- The Washington Times - Tuesday, January 6, 2015

The severe injuries that kept Sen. Harry Reid from attending his demotion from majority leader also have left him looking like he’d been thrown “though the windshield of a car,” Senate Minority Whip Richard J. Durbin said.

“He’s pretty banged up,” Mr. Durbin, Illinois Democrat, told reporters Tuesday after he had to stand in for Mr. Reid at the opening of the Senate session and swearing in of members.

Mr. Reid’s office announced earlier in the day that the Nevada Democrat would not attend the ceremonies of the first day of Congress because his doctor ordered him to remain home while recovering from injuries sustained last week while exercising.

“The right side of his face is pretty badly beaten with a lot of broken bones and bruising and discolorations, and then add three or four broken ribs to it,” Mr. Durbin said. “Imagine going through the windshield of a car.”

Mr. Durbin provided new details about the accident, explaining that Mr. Reid was thrown “like a slingshot” when an elastic band that he used to exercise broke.

“He set up in his home … an exercise routine involving straps that you stretch. So he was stretching the straps and one broke and tossed him like a slingshot against a cabinet — built-in cabinets. He crashed into it with his face and the side of his body,” he said.

Mr.
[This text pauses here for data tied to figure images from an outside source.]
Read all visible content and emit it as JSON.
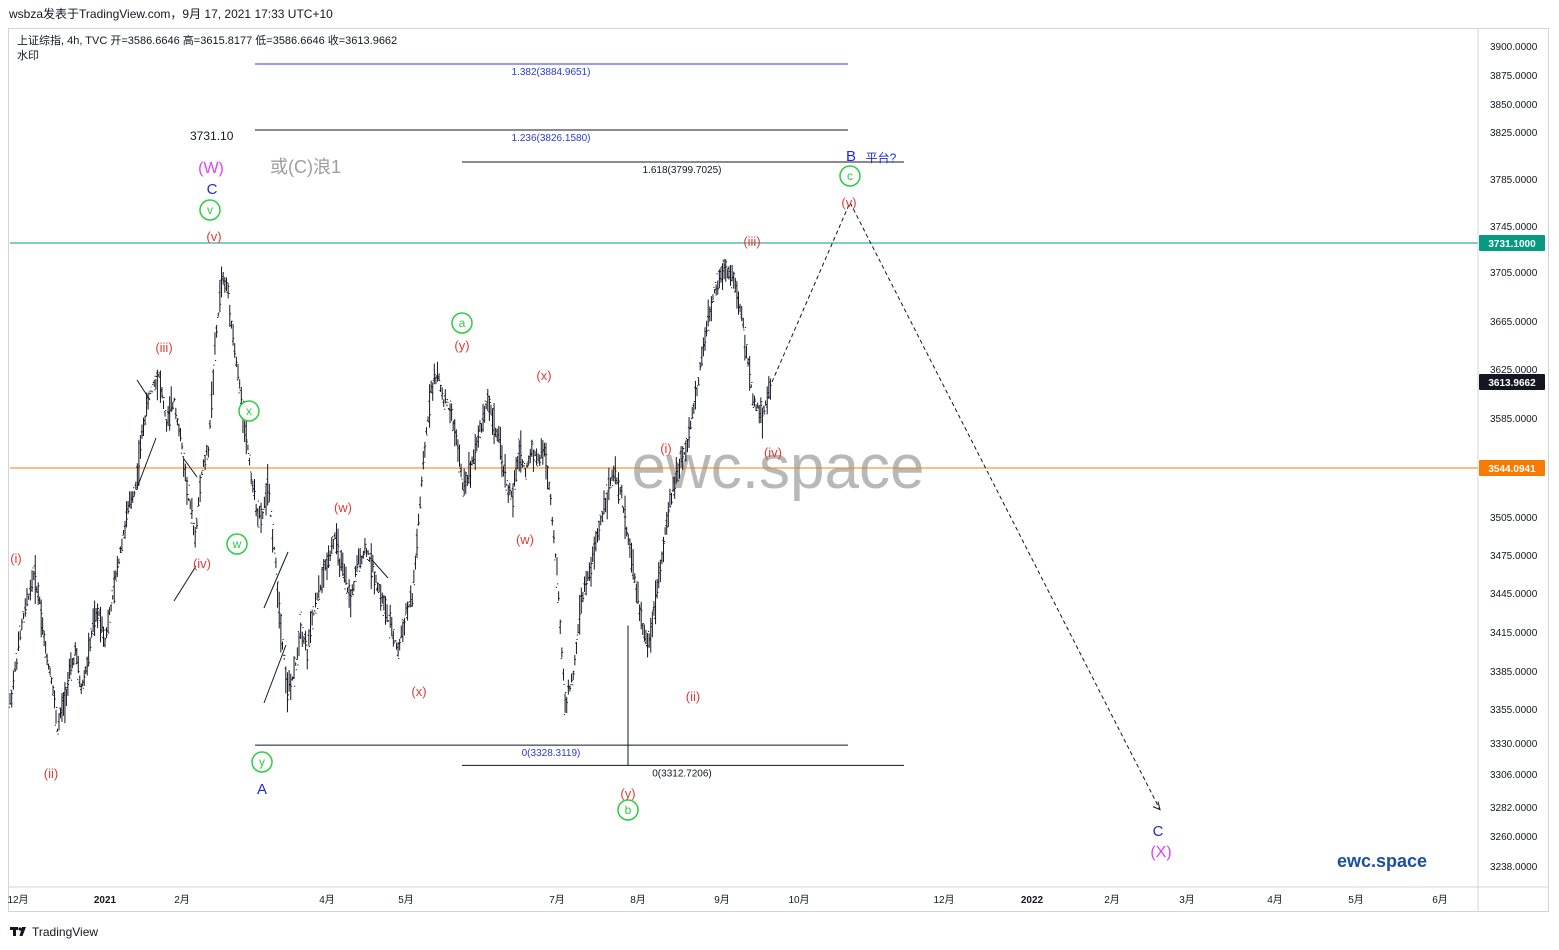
{
  "header": {
    "attribution": "wsbza发表于TradingView.com，9月 17, 2021 17:33 UTC+10"
  },
  "legend": {
    "symbol_line": "上证综指, 4h, TVC  开=3586.6646  高=3615.8177  低=3586.6646  收=3613.9662",
    "sub_line": "水印"
  },
  "watermark": "ewc.space",
  "brand_text": "ewc.space",
  "footer": {
    "logo_text": "TradingView"
  },
  "colors": {
    "candle": "#131722",
    "green_line": "#089981",
    "orange_line": "#f57c00",
    "fib_blue": "#2b3bd9",
    "wave_red": "#e53935",
    "wave_green": "#2ecc40",
    "wave_blue": "#1a2bd9",
    "wave_magenta": "#e040fb",
    "watermark": "#b8b8b8"
  },
  "chart_data": {
    "type": "candlestick",
    "symbol": "上证综指",
    "interval": "4h",
    "source": "TVC",
    "ylim": [
      3225,
      3915
    ],
    "y_ticks": [
      "3900.0000",
      "3875.0000",
      "3850.0000",
      "3825.0000",
      "3785.0000",
      "3745.0000",
      "3705.0000",
      "3665.0000",
      "3625.0000",
      "3585.0000",
      "3505.0000",
      "3475.0000",
      "3445.0000",
      "3415.0000",
      "3385.0000",
      "3355.0000",
      "3330.0000",
      "3306.0000",
      "3282.0000",
      "3260.0000",
      "3238.0000"
    ],
    "x_ticks": [
      "12月",
      "2021",
      "2月",
      "4月",
      "5月",
      "7月",
      "8月",
      "9月",
      "10月",
      "12月",
      "2022",
      "2月",
      "3月",
      "4月",
      "5月",
      "6月"
    ],
    "price_badges": [
      {
        "label": "3731.1000",
        "value": 3731.1,
        "color": "#089981"
      },
      {
        "label": "3613.9662",
        "value": 3613.9662,
        "color": "#131722"
      },
      {
        "label": "3544.0941",
        "value": 3544.0941,
        "color": "#f57c00"
      }
    ],
    "horizontal_levels": [
      {
        "value": 3731.1,
        "color": "#089981"
      },
      {
        "value": 3544.0941,
        "color": "#f57c00"
      }
    ],
    "fib_sets": [
      {
        "color": "#2b3bd9",
        "levels": [
          {
            "label": "1.382(3884.9651)",
            "value": 3884.9651
          },
          {
            "label": "1.236(3826.1580)",
            "value": 3826.158
          },
          {
            "label": "0(3328.3119)",
            "value": 3328.3119
          }
        ],
        "extra_label": "3731.10"
      },
      {
        "color": "#131722",
        "levels": [
          {
            "label": "1.618(3799.7025)",
            "value": 3799.7025
          },
          {
            "label": "0(3312.7206)",
            "value": 3312.7206
          }
        ]
      }
    ],
    "price_path": [
      [
        0,
        3360
      ],
      [
        2,
        3420
      ],
      [
        4,
        3460
      ],
      [
        5,
        3440
      ],
      [
        6,
        3400
      ],
      [
        7,
        3380
      ],
      [
        8,
        3340
      ],
      [
        9,
        3360
      ],
      [
        10,
        3380
      ],
      [
        11,
        3400
      ],
      [
        12,
        3370
      ],
      [
        13,
        3390
      ],
      [
        14,
        3420
      ],
      [
        15,
        3430
      ],
      [
        16,
        3410
      ],
      [
        17,
        3440
      ],
      [
        18,
        3480
      ],
      [
        19,
        3510
      ],
      [
        20,
        3530
      ],
      [
        21,
        3580
      ],
      [
        22,
        3610
      ],
      [
        23,
        3620
      ],
      [
        24,
        3580
      ],
      [
        25,
        3600
      ],
      [
        26,
        3560
      ],
      [
        27,
        3520
      ],
      [
        28,
        3490
      ],
      [
        29,
        3540
      ],
      [
        30,
        3560
      ],
      [
        31,
        3640
      ],
      [
        32,
        3700
      ],
      [
        33,
        3690
      ],
      [
        34,
        3640
      ],
      [
        35,
        3600
      ],
      [
        36,
        3560
      ],
      [
        37,
        3520
      ],
      [
        38,
        3500
      ],
      [
        39,
        3530
      ],
      [
        40,
        3480
      ],
      [
        41,
        3420
      ],
      [
        42,
        3370
      ],
      [
        43,
        3380
      ],
      [
        44,
        3420
      ],
      [
        45,
        3400
      ],
      [
        46,
        3430
      ],
      [
        47,
        3450
      ],
      [
        48,
        3470
      ],
      [
        49,
        3490
      ],
      [
        50,
        3460
      ],
      [
        51,
        3440
      ],
      [
        52,
        3470
      ],
      [
        53,
        3480
      ],
      [
        54,
        3460
      ],
      [
        55,
        3440
      ],
      [
        56,
        3420
      ],
      [
        57,
        3400
      ],
      [
        58,
        3430
      ],
      [
        59,
        3440
      ],
      [
        60,
        3500
      ],
      [
        61,
        3560
      ],
      [
        62,
        3610
      ],
      [
        63,
        3620
      ],
      [
        64,
        3600
      ],
      [
        65,
        3590
      ],
      [
        66,
        3570
      ],
      [
        67,
        3530
      ],
      [
        68,
        3540
      ],
      [
        69,
        3560
      ],
      [
        70,
        3580
      ],
      [
        71,
        3600
      ],
      [
        72,
        3580
      ],
      [
        73,
        3560
      ],
      [
        74,
        3530
      ],
      [
        75,
        3520
      ],
      [
        76,
        3560
      ],
      [
        77,
        3540
      ],
      [
        78,
        3560
      ],
      [
        79,
        3550
      ],
      [
        80,
        3560
      ],
      [
        81,
        3520
      ],
      [
        82,
        3460
      ],
      [
        83,
        3360
      ],
      [
        84,
        3380
      ],
      [
        85,
        3440
      ],
      [
        86,
        3460
      ],
      [
        87,
        3490
      ],
      [
        88,
        3520
      ],
      [
        89,
        3540
      ],
      [
        90,
        3520
      ],
      [
        91,
        3480
      ],
      [
        92,
        3440
      ],
      [
        93,
        3400
      ],
      [
        94,
        3450
      ],
      [
        95,
        3500
      ],
      [
        96,
        3540
      ],
      [
        97,
        3560
      ],
      [
        98,
        3600
      ],
      [
        99,
        3650
      ],
      [
        100,
        3690
      ],
      [
        101,
        3710
      ],
      [
        102,
        3700
      ],
      [
        103,
        3660
      ],
      [
        104,
        3600
      ],
      [
        105,
        3588
      ],
      [
        106,
        3614
      ]
    ],
    "projection": [
      [
        106,
        3614
      ],
      [
        121,
        3765
      ],
      [
        160,
        3280
      ]
    ],
    "wave_labels": [
      {
        "text": "(i)",
        "color": "#e53935"
      },
      {
        "text": "(ii)",
        "color": "#e53935"
      },
      {
        "text": "(iii)",
        "color": "#e53935"
      },
      {
        "text": "(iv)",
        "color": "#e53935"
      },
      {
        "text": "(v)",
        "color": "#e53935"
      },
      {
        "text": "v",
        "color": "#2ecc40",
        "circled": true
      },
      {
        "text": "C",
        "color": "#1a2bd9"
      },
      {
        "text": "(W)",
        "color": "#e040fb"
      },
      {
        "text": "或(C)浪1",
        "color": "#9e9e9e"
      },
      {
        "text": "x",
        "color": "#2ecc40",
        "circled": true
      },
      {
        "text": "w",
        "color": "#2ecc40",
        "circled": true
      },
      {
        "text": "y",
        "color": "#2ecc40",
        "circled": true
      },
      {
        "text": "A",
        "color": "#1a2bd9"
      },
      {
        "text": "(w)",
        "color": "#e53935"
      },
      {
        "text": "(x)",
        "color": "#e53935"
      },
      {
        "text": "a",
        "color": "#2ecc40",
        "circled": true
      },
      {
        "text": "(y)",
        "color": "#e53935"
      },
      {
        "text": "(x)",
        "color": "#e53935"
      },
      {
        "text": "(w)",
        "color": "#e53935"
      },
      {
        "text": "(y)",
        "color": "#e53935"
      },
      {
        "text": "b",
        "color": "#2ecc40",
        "circled": true
      },
      {
        "text": "(i)",
        "color": "#e53935"
      },
      {
        "text": "(ii)",
        "color": "#e53935"
      },
      {
        "text": "(iii)",
        "color": "#e53935"
      },
      {
        "text": "(iv)",
        "color": "#e53935"
      },
      {
        "text": "(v)",
        "color": "#e53935"
      },
      {
        "text": "c",
        "color": "#2ecc40",
        "circled": true
      },
      {
        "text": "B",
        "color": "#1a2bd9"
      },
      {
        "text": "平台?",
        "color": "#1a2bd9"
      },
      {
        "text": "C",
        "color": "#1a2bd9"
      },
      {
        "text": "(X)",
        "color": "#e040fb"
      }
    ]
  }
}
Durbin described the accident scene as “lots of blood.”

He said he didn’t know when Mr. Reid would return to the Capitol.

Mr. Reid flew from Nevada to Washington a few days ago. Mr. Durbin and other Senate Democratic leaders met with him Monday.

Mr. Reid posted a photo on Twitter showing him meeting with his leadership team. The dark photo shows him sitting in a chair with a bandage across his forehead and eye, speaking with Mr. Durbin and Sens. Patty Murray and Charles E. Schumer.

Mr. Durbin said he also talked to Mr. Reid on Tuesday morning and was “pleasantly surprised” by his improved condition.

“He has made substantial progress in a short period of time,” Mr. Durbin said. “He’s lucid, on his game and he was completely engaged when it came to issues and debate that we are now facing. Of course, he’s been ordered by a doctor to rest and have as little exercise and exertion as possible until he is healed more.”

As the Senate convened for the new Congress, Mr. Reid had faced a difficult day, having to give up the majority leader post he held for eight years. He led his party to disastrous defeats in last year’s elections, but Democrats re-elected him as their leader, giving him a chance to try to right the ship in time for 2016, when he himself is also up for re-election.

The Senate only had ceremonial duties scheduled for the day.